Joseph Cator (1733-1818) and Joseph Sparkes had spent four months travelling by horse and carriage from ‘Charles Town’ to Boston accompanied by two black servants, Tancred and Caesar.
The 88-page manuscript, that carries Cator’s bookplate, is thought be a copy of a letter he wrote to a friend (the name now sadly illegible). Cator, whose brother was an English timber merchant and an MP, had left his native Kent for the sugar plantations of Jamaican around 1754 at the age of 21. The account of his return home a decade later begins in the West Indies on April 1764 with the chartering of a boat to South Carolina.

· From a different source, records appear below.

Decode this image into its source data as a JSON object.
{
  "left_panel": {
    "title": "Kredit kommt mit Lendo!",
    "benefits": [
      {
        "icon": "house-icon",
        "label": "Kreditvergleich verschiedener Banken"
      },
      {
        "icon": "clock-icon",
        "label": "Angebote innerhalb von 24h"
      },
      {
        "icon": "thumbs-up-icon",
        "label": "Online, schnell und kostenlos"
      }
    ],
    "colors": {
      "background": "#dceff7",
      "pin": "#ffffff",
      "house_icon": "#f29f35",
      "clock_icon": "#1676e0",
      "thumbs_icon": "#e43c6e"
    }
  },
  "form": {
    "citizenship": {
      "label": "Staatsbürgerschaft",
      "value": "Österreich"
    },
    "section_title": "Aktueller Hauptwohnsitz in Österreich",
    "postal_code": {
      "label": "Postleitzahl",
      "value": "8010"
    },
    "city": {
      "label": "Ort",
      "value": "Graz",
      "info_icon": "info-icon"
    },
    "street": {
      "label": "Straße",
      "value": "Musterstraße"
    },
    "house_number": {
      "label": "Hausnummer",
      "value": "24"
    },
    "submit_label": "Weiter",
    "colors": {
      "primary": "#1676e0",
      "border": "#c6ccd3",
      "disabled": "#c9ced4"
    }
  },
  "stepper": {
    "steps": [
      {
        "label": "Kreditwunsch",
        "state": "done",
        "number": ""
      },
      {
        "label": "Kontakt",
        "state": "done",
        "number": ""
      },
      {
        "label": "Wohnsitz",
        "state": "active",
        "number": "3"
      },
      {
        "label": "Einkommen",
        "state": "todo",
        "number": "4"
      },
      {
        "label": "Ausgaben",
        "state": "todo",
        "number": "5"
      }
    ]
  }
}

In Charleston they were received by Henry Laurens (1724-92), a merchant, slave trader and member of South Carolina’s colonial assembly who provided them with the letters of introduction that eased their passage to Boston – ‘Be so kind to give them your countenance and aid if requisite as they pass by your door. If they have occasion for Cash their Bills upon me shall by duly honoured.’
Cator using the text to note the places he and his entourage visited, the produce of each area, notable buildings, the people they met, hospitality they received and incidents on the road. Having passed through South Carolina, North Carolina, Virginia, Maryland, Pennsylvania, West Jersey, New York, Connecticut, Rhode Island, and Massachusetts, they arrived in Boston on July 9.
Such a descriptive account of life in America a decade before the stirrings of revolution had obvious appeal to buyers across the Atlantic. The winning bidder, paying several times the pre-sale estimate, was from Massachusetts.